Drilling contractor Transocean will today ask a Scottish court to slap Greenpeace with heavy fines and send one of its bosses to prison over a high-profile protest last year.
Greenpeace activists climbed aboard a Transocean rig in June and delayed its voyage to the Vorlich field in the North Sea field, where it was booked to drill wells for BP.
The demonstration continued despite Transocean obtaining a court order designed to prevent protest action.
If found to be in contempt of court, Greenpeace’s UK executive director, John Sauven, faces up to two years in prison, while the green group could be hit with unlimited fines.
Mr Sauven said: “Six months after our rig action ended, and after getting a permanent interdict against Greenpeace, … Transocean is desperately doing everything it can to scare us off.

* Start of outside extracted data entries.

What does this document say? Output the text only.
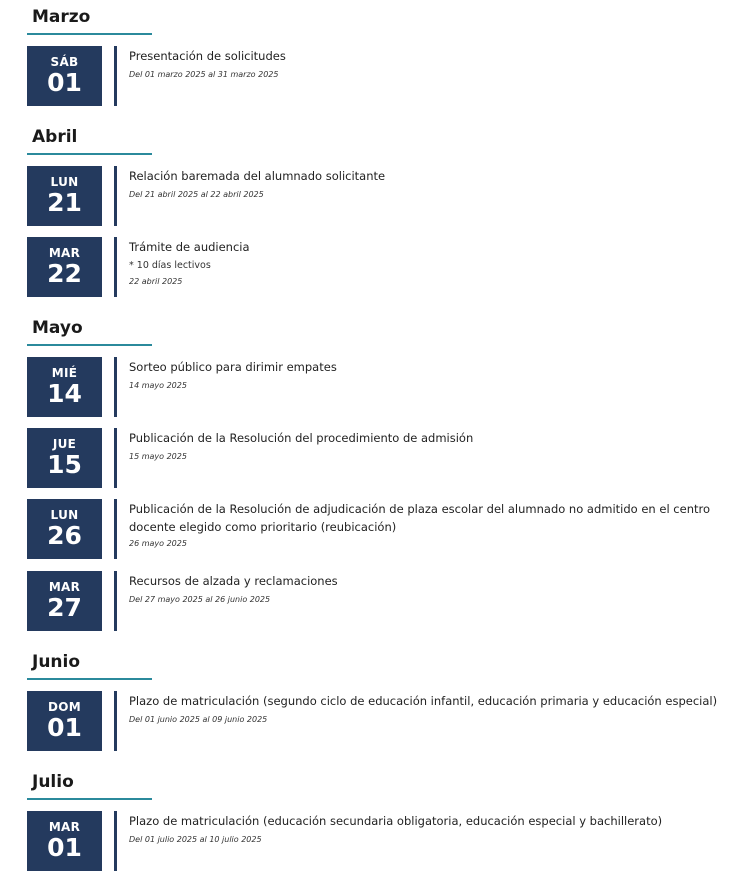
Marzo
SÁB
01
Presentación de solicitudes
Del 01 marzo 2025 al 31 marzo 2025
Abril
LUN
21
Relación baremada del alumnado solicitante
Del 21 abril 2025 al 22 abril 2025
MAR
22
Trámite de audiencia
* 10 días lectivos
22 abril 2025
Mayo
MIÉ
14
Sorteo público para dirimir empates
14 mayo 2025
JUE
15
Publicación de la Resolución del procedimiento de admisión
15 mayo 2025
LUN
26
Publicación de la Resolución de adjudicación de plaza escolar del alumnado no admitido en el centro docente elegido como prioritario (reubicación)
26 mayo 2025
MAR
27
Recursos de alzada y reclamaciones
Del 27 mayo 2025 al 26 junio 2025
Junio
DOM
01
Plazo de matriculación (segundo ciclo de educación infantil, educación primaria y educación especial)
Del 01 junio 2025 al 09 junio 2025
Julio
MAR
01
Plazo de matriculación (educación secundaria obligatoria, educación especial y bachillerato)
Del 01 julio 2025 al 10 julio 2025
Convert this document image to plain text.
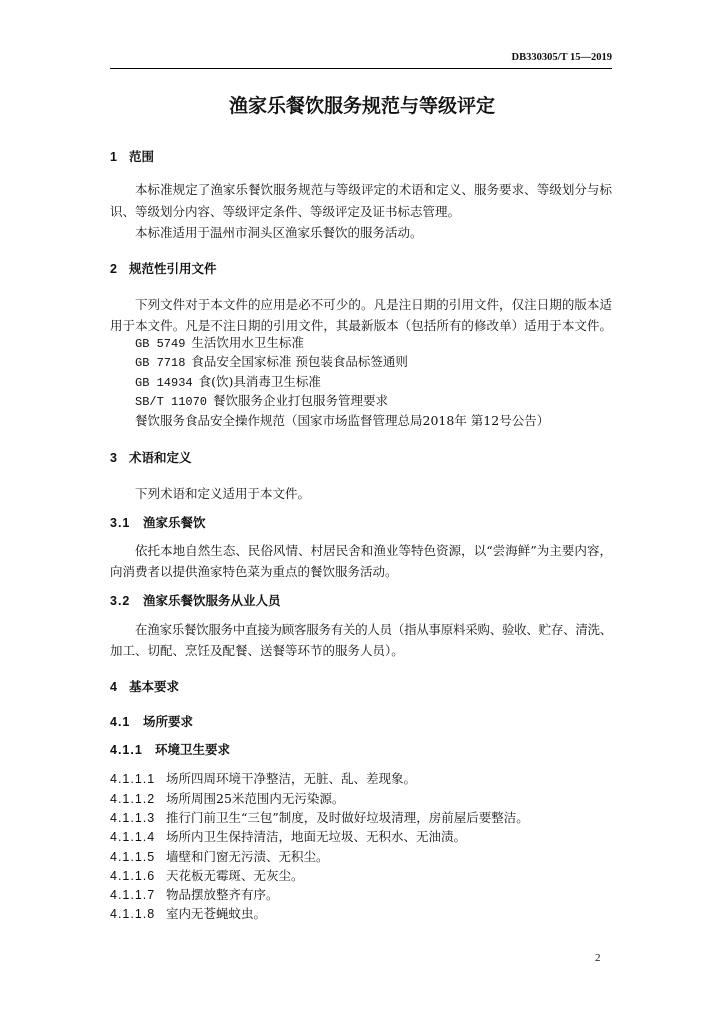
DB330305/T 15—2019
渔家乐餐饮服务规范与等级评定
1 范围
本标准规定了渔家乐餐饮服务规范与等级评定的术语和定义、服务要求、等级划分与标
识、等级划分内容、等级评定条件、等级评定及证书标志管理。
本标准适用于温州市洞头区渔家乐餐饮的服务活动。
2 规范性引用文件
下列文件对于本文件的应用是必不可少的。凡是注日期的引用文件，仅注日期的版本适
用于本文件。凡是不注日期的引用文件，其最新版本（包括所有的修改单）适用于本文件。
GB 5749 生活饮用水卫生标准
GB 7718 食品安全国家标准 预包装食品标签通则
GB 14934 食(饮)具消毒卫生标准
SB/T 11070 餐饮服务企业打包服务管理要求
餐饮服务食品安全操作规范（国家市场监督管理总局2018年 第12号公告）
3 术语和定义
下列术语和定义适用于本文件。
3.1 渔家乐餐饮
依托本地自然生态、民俗风情、村居民舍和渔业等特色资源，以“尝海鲜”为主要内容，
向消费者以提供渔家特色菜为重点的餐饮服务活动。
3.2 渔家乐餐饮服务从业人员
在渔家乐餐饮服务中直接为顾客服务有关的人员（指从事原料采购、验收、贮存、清洗、
加工、切配、烹饪及配餐、送餐等环节的服务人员）。
4 基本要求
4.1 场所要求
4.1.1 环境卫生要求
4.1.1.1 场所四周环境干净整洁，无脏、乱、差现象。
4.1.1.2 场所周围25米范围内无污染源。
4.1.1.3 推行门前卫生“三包”制度，及时做好垃圾清理，房前屋后要整洁。
4.1.1.4 场所内卫生保持清洁，地面无垃圾、无积水、无油渍。
4.1.1.5 墙壁和门窗无污渍、无积尘。
4.1.1.6 天花板无霉斑、无灰尘。
4.1.1.7 物品摆放整齐有序。
4.1.1.8 室内无苍蝇蚊虫。
2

“But we will not be silenced. We will stand up proudly in court to defend our peaceful protest.”
A spokeswoman for Transocean said previously: “While we support the right to peacefully and safely protest, Greenpeace protestors placed both people and property unnecessarily at risk when they illegally boarded and subsequently interfered with the safe passage of one of our rigs this summer.
“We requested and received a court interdict to prevent any further activity that would place people or property at risk.
“Greenpeace breached the court interdict by encouraging interference with the safe passage of our rig – again placing people and property at risk.”